When I approached CPATH about building a covert transport network, they didn’t hesitate. After months undercover in Lorville, I’d already seen enough of Hurston’s rot to know we needed something bigger than rumors and whispers. We needed access. Real access.
So we built it — CPC Logistics.
On paper, just another contractor clearing Hurston freight, running cargo lanes, and moving personnel across the Stanton system. But behind the scenes, it was our way inside their armor.
And the deeper I got, the more I realized something was wrong. Not just with Lorville. Not just with Hurston. With all of Stanton.
At first, it was little things. Cargo manifests that didn’t match what we loaded. Personnel transfers where the “passenger” never showed up in any arrival logs. Shipments billed to shell companies that dissolved the moment we completed the job.

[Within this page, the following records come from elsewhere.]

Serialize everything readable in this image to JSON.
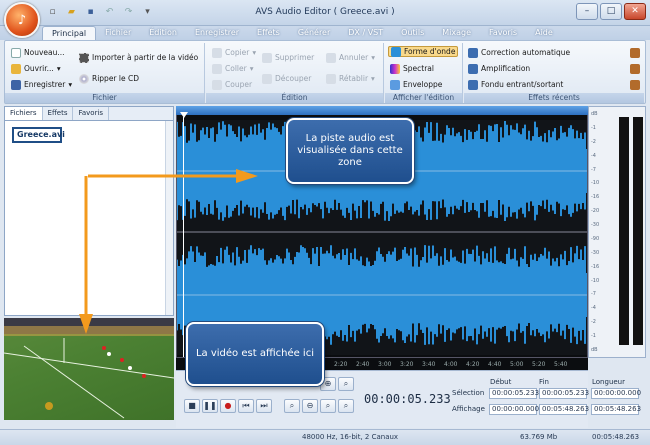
{
  "window": {
    "title": "AVS Audio Editor  ( Greece.avi )",
    "logo_icon": "avs-logo-icon"
  },
  "menu": {
    "tabs": [
      "Principal",
      "Fichier",
      "Édition",
      "Enregistrer",
      "Effets",
      "Générer",
      "DX / VST",
      "Outils",
      "Mixage",
      "Favoris",
      "Aide"
    ],
    "active": "Principal"
  },
  "ribbon": {
    "fichier": {
      "title": "Fichier",
      "nouveau": "Nouveau...",
      "ouvrir": "Ouvrir...",
      "enregistrer": "Enregistrer",
      "importer": "Importer à partir de la vidéo",
      "ripper": "Ripper le CD"
    },
    "edition": {
      "title": "Édition",
      "copier": "Copier",
      "coller": "Coller",
      "couper": "Couper",
      "supprimer": "Supprimer",
      "decouper": "Découper",
      "annuler": "Annuler",
      "retablir": "Rétablir"
    },
    "affichage": {
      "title": "Afficher l'édition",
      "forme": "Forme d'onde",
      "spectral": "Spectral",
      "enveloppe": "Enveloppe"
    },
    "effets": {
      "title": "Effets récents",
      "correction": "Correction automatique",
      "amplification": "Amplification",
      "fondu": "Fondu entrant/sortant"
    }
  },
  "panel": {
    "tabs": [
      "Fichiers",
      "Effets",
      "Favoris"
    ],
    "file": "Greece.avi"
  },
  "db_scale": [
    "dB",
    "-1",
    "-2",
    "-4",
    "-7",
    "-10",
    "-16",
    "-20",
    "-30",
    "-90",
    "-30",
    "-16",
    "-10",
    "-7",
    "-4",
    "-2",
    "-1",
    "dB"
  ],
  "timeline": {
    "ticks": [
      "2:20",
      "2:40",
      "3:00",
      "3:20",
      "3:40",
      "4:00",
      "4:20",
      "4:40",
      "5:00",
      "5:20",
      "5:40"
    ]
  },
  "transport": {
    "time": "00:00:05.233",
    "headers": {
      "debut": "Début",
      "fin": "Fin",
      "longueur": "Longueur"
    },
    "selection": {
      "label": "Sélection",
      "debut": "00:00:05.233",
      "fin": "00:00:05.233",
      "longueur": "00:00:00.000"
    },
    "affichage": {
      "label": "Affichage",
      "debut": "00:00:00.000",
      "fin": "00:05:48.263",
      "longueur": "00:05:48.263"
    }
  },
  "status": {
    "format": "48000 Hz, 16-bit, 2 Canaux",
    "size": "63.769 Mb",
    "duration": "00:05:48.263"
  },
  "callouts": {
    "audio": "La piste audio est visualisée dans cette zone",
    "video": "La vidéo est affichée ici"
  },
  "colors": {
    "accent": "#f39a1d",
    "wave": "#2a8fd8",
    "callout": "#2b5c9c"
  }
}
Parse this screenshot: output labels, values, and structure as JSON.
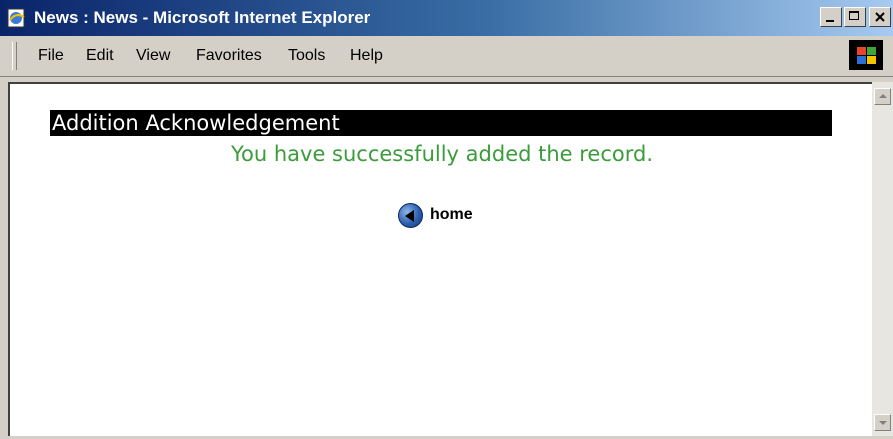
{
  "window": {
    "title": "News : News - Microsoft Internet Explorer"
  },
  "menu": {
    "items": [
      "File",
      "Edit",
      "View",
      "Favorites",
      "Tools",
      "Help"
    ]
  },
  "page": {
    "heading": "Addition Acknowledgement",
    "message": "You have successfully added the record.",
    "home_link": "home"
  },
  "colors": {
    "title_bar": "#0a246a",
    "heading_bg": "#000000",
    "heading_text": "#ffffff",
    "message_text": "#3b9c3b"
  },
  "icons": {
    "back_arrow": "back-arrow-icon",
    "window_app": "ie-page-icon",
    "brand": "windows-flag-logo"
  }
}
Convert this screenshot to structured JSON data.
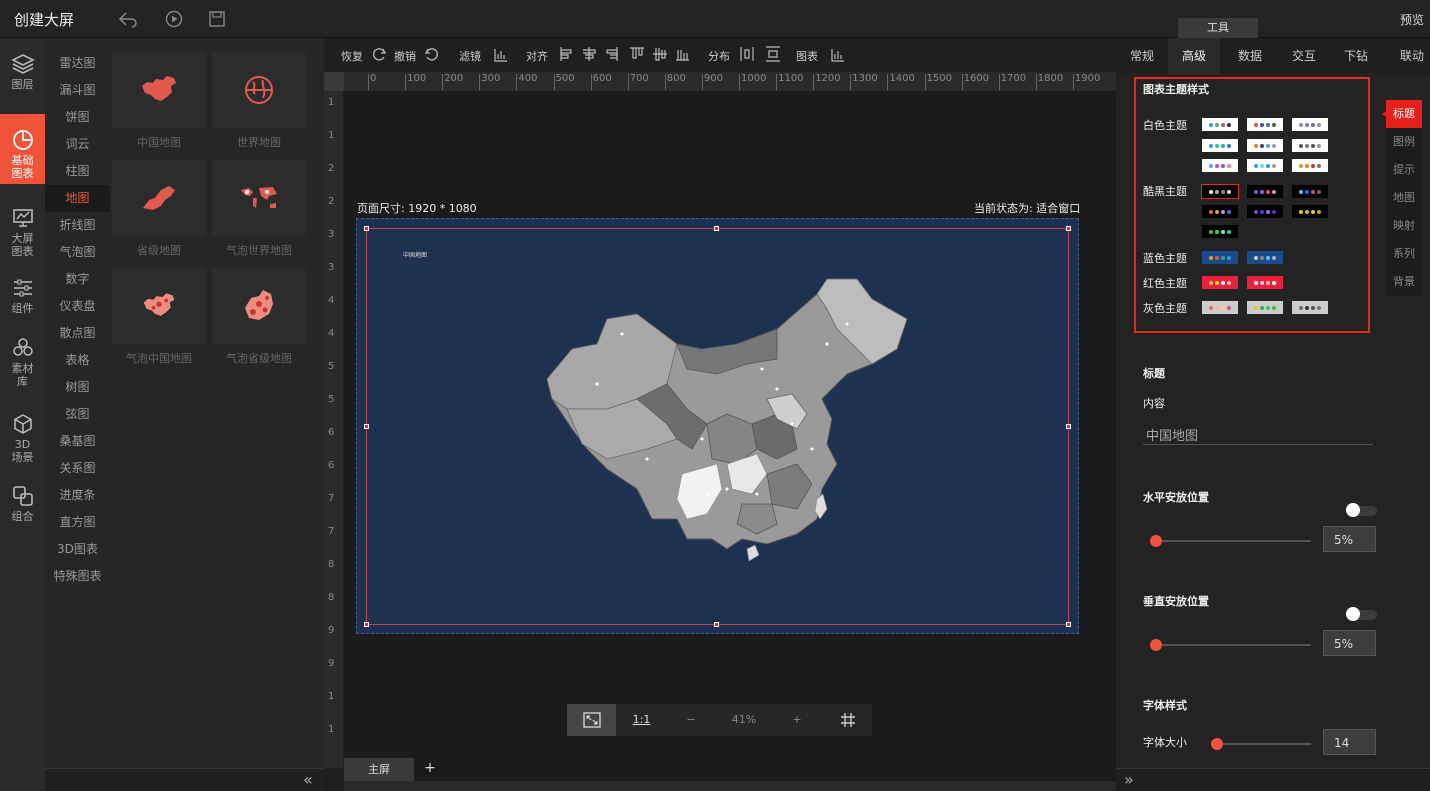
{
  "header": {
    "title": "创建大屏",
    "preview": "预览",
    "tools_tab": "工具"
  },
  "leftnav": [
    {
      "label": "图层",
      "icon": "layers-icon"
    },
    {
      "label": "基础\n图表",
      "icon": "pie-chart-icon",
      "active": true
    },
    {
      "label": "大屏\n图表",
      "icon": "screen-chart-icon"
    },
    {
      "label": "组件",
      "icon": "sliders-icon"
    },
    {
      "label": "素材\n库",
      "icon": "hexagons-icon"
    },
    {
      "label": "3D\n场景",
      "icon": "cube-icon"
    },
    {
      "label": "组合",
      "icon": "combine-icon"
    }
  ],
  "categories": [
    "雷达图",
    "漏斗图",
    "饼图",
    "词云",
    "柱图",
    "地图",
    "折线图",
    "气泡图",
    "数字",
    "仪表盘",
    "散点图",
    "表格",
    "树图",
    "弦图",
    "桑基图",
    "关系图",
    "进度条",
    "直方图",
    "3D图表",
    "特殊图表"
  ],
  "active_category": "地图",
  "thumbnails": [
    {
      "label": "中国地图"
    },
    {
      "label": "世界地图"
    },
    {
      "label": "省级地图"
    },
    {
      "label": "气泡世界地图"
    },
    {
      "label": "气泡中国地图"
    },
    {
      "label": "气泡省级地图"
    }
  ],
  "toolbar": {
    "redo": "恢复",
    "undo": "撤销",
    "filter": "滤镜",
    "align": "对齐",
    "distribute": "分布",
    "chart": "图表"
  },
  "ruler": {
    "marks": [
      "0",
      "100",
      "200",
      "300",
      "400",
      "500",
      "600",
      "700",
      "800",
      "900",
      "1000",
      "1100",
      "1200",
      "1300",
      "1400",
      "1500",
      "1600",
      "1700",
      "1800",
      "1900"
    ],
    "vmarks": [
      "1",
      "1",
      "2",
      "2",
      "3",
      "3",
      "4",
      "4",
      "5",
      "5",
      "6",
      "6",
      "7",
      "7",
      "8",
      "8",
      "9",
      "9",
      "1",
      "1"
    ]
  },
  "canvas": {
    "page_size": "页面尺寸: 1920 * 1080",
    "current_state": "当前状态为: 适合窗口",
    "map_title": "中国地图",
    "background": "#1e3150"
  },
  "zoom": {
    "ratio_label": "1:1",
    "minus": "−",
    "value": "41%",
    "plus": "+"
  },
  "pages": {
    "main": "主屏",
    "add": "+"
  },
  "right": {
    "tabs": [
      "常规",
      "高级",
      "数据",
      "交互",
      "下钻",
      "联动"
    ],
    "active_tab": "高级",
    "theme_section": "图表主题样式",
    "themes": [
      {
        "label": "白色主题",
        "rows": [
          [
            [
              "#fff",
              [
                "#4a90d9",
                "#5ab25a",
                "#9b59b6",
                "#333"
              ]
            ],
            [
              "#fff",
              [
                "#e74c3c",
                "#4a4a9a",
                "#3a6bd4",
                "#555"
              ]
            ],
            [
              "#fff",
              [
                "#8e8ec6",
                "#7b7bc6",
                "#6a6ab6",
                "#999"
              ]
            ]
          ],
          [
            [
              "#fff",
              [
                "#3a9bd9",
                "#2ecc71",
                "#3aa0d9",
                "#2980b9"
              ]
            ],
            [
              "#fff",
              [
                "#e67e22",
                "#34495e",
                "#5b9bd5",
                "#95a5a6"
              ]
            ],
            [
              "#fff",
              [
                "#555",
                "#777",
                "#555",
                "#999"
              ]
            ]
          ],
          [
            [
              "#fff",
              [
                "#5aa9e6",
                "#e84393",
                "#6c5ce7",
                "#fd79a8"
              ]
            ],
            [
              "#fff",
              [
                "#3498db",
                "#7ed6df",
                "#2d98da",
                "#95a5a6"
              ]
            ],
            [
              "#fff",
              [
                "#d4a017",
                "#e67e22",
                "#c0392b",
                "#8e6e3e"
              ]
            ]
          ]
        ]
      },
      {
        "label": "酷黑主题",
        "rows": [
          [
            [
              "#000",
              [
                "#f5f5f5",
                "#aaa",
                "#888",
                "#ddd"
              ]
            ],
            [
              "#000",
              [
                "#6c5ce7",
                "#a55eea",
                "#e84393",
                "#fd79a8"
              ]
            ],
            [
              "#000",
              [
                "#74b9ff",
                "#0984e3",
                "#e84393",
                "#636e72"
              ]
            ]
          ],
          [
            [
              "#000",
              [
                "#e17055",
                "#f39c12",
                "#a29bfe",
                "#6c5ce7"
              ]
            ],
            [
              "#000",
              [
                "#8e44ad",
                "#3742fa",
                "#a55eea",
                "#4834d4"
              ]
            ],
            [
              "#000",
              [
                "#f1c40f",
                "#e1b12c",
                "#fbc531",
                "#d4a017"
              ]
            ]
          ],
          [
            [
              "#000",
              [
                "#44bd32",
                "#4cd137",
                "#7bed9f",
                "#2ed573"
              ]
            ]
          ]
        ]
      },
      {
        "label": "蓝色主题",
        "rows": [
          [
            [
              "#1a4b8c",
              [
                "#f39c12",
                "#e74c3c",
                "#27ae60",
                "#3498db"
              ]
            ],
            [
              "#1a4b8c",
              [
                "#ccc",
                "#888",
                "#74b9ff",
                "#a5b1c2"
              ]
            ]
          ]
        ]
      },
      {
        "label": "红色主题",
        "rows": [
          [
            [
              "#e8203c",
              [
                "#fbc531",
                "#ffd32a",
                "#fff",
                "#ffb8b8"
              ]
            ],
            [
              "#e8203c",
              [
                "#fff",
                "#ffd1dc",
                "#fab1a0",
                "#fff"
              ]
            ]
          ]
        ]
      },
      {
        "label": "灰色主题",
        "rows": [
          [
            [
              "#ccc",
              [
                "#e17055",
                "#fab1a0",
                "#fdcb6e",
                "#e84393"
              ]
            ],
            [
              "#ccc",
              [
                "#f1c40f",
                "#27ae60",
                "#2ecc71",
                "#44bd32"
              ]
            ],
            [
              "#ccc",
              [
                "#636e72",
                "#2d3436",
                "#555",
                "#777"
              ]
            ]
          ]
        ]
      }
    ],
    "side_tabs": [
      "标题",
      "图例",
      "提示",
      "地图",
      "映射",
      "系列",
      "背景"
    ],
    "active_side": "标题",
    "title_section": "标题",
    "content_label": "内容",
    "content_value": "中国地图",
    "h_pos_label": "水平安放位置",
    "h_pos_value": "5%",
    "v_pos_label": "垂直安放位置",
    "v_pos_value": "5%",
    "font_section": "字体样式",
    "font_size_label": "字体大小",
    "font_size_value": "14"
  }
}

But then the patterns started linking together.
I used to think the attacks across the system were all disconnected — pirates, radicals, warlords, bad luck, whatever explanation was easiest. But it wasn’t that simple. Not once we saw the routing data, the shipments, and the timing.
Because Hurston kept popping up.
Everywhere.
Nova Intergalactic’s Annual 890 Jump cruise attack — official reports blamed pirates. But the weapon signatures matched shipments we quietly moved for Hurston two weeks earlier.
Zark leaving "Stanton Today"— not surprising, considering Hurston was laundering influence through half the event sponsors.
Drug labs popping up across the Hurston region — every lab coincided with “waste management” deliveries routed by Hurston Logistics.
XenoThreat resurgences — too well-timed, too well-armed. Someone was feeding them intel or hardware.
CDF forced to intervene at Orison when Nine Tails seized the platforms — Hurston had quietly downgraded security shipments the month before.
Daymar Rally attacks — traced back to contract operatives whose gear came straight from a Hurston-controlled surplus depot.
None of that is a coincidence.
Hurston isn’t just part of the problem — they’re paying for the problem. And CPC Logistics is going to give us the proof.
Sometimes we transported sealed crates of security electronics, only to pause mid-flight and flash them with rootkits. Other times we swapped datapads, injected firmware defects, or replaced microprocessors with CPATH-custom versions that gave us control later.
We were the “trusted contractor.”
Hurston never suspected a thing.
Then there were the passengers — the “high-priority personnel” who needed relocation. Some were political problems Hurston wanted to disappear. Others were whistleblowers who needed extraction. Every time, the arrival logs said they checked in. But they never did.
We were playing the middle. The quiet middle.
Surveillance grids flickered.
Patrols missed their routes.
Cargo chains slowed.
Workers started catching breaths where they never had one before.
No one could point to us — not yet — but the fallout was obvious.
Hurston thrives on control.
CPC Logistics thrives on taking it away.
And with every shipment we touched, every datapad we swapped, every executive we “relocated”…
the cracks in Hurston’s armor spread a little wider.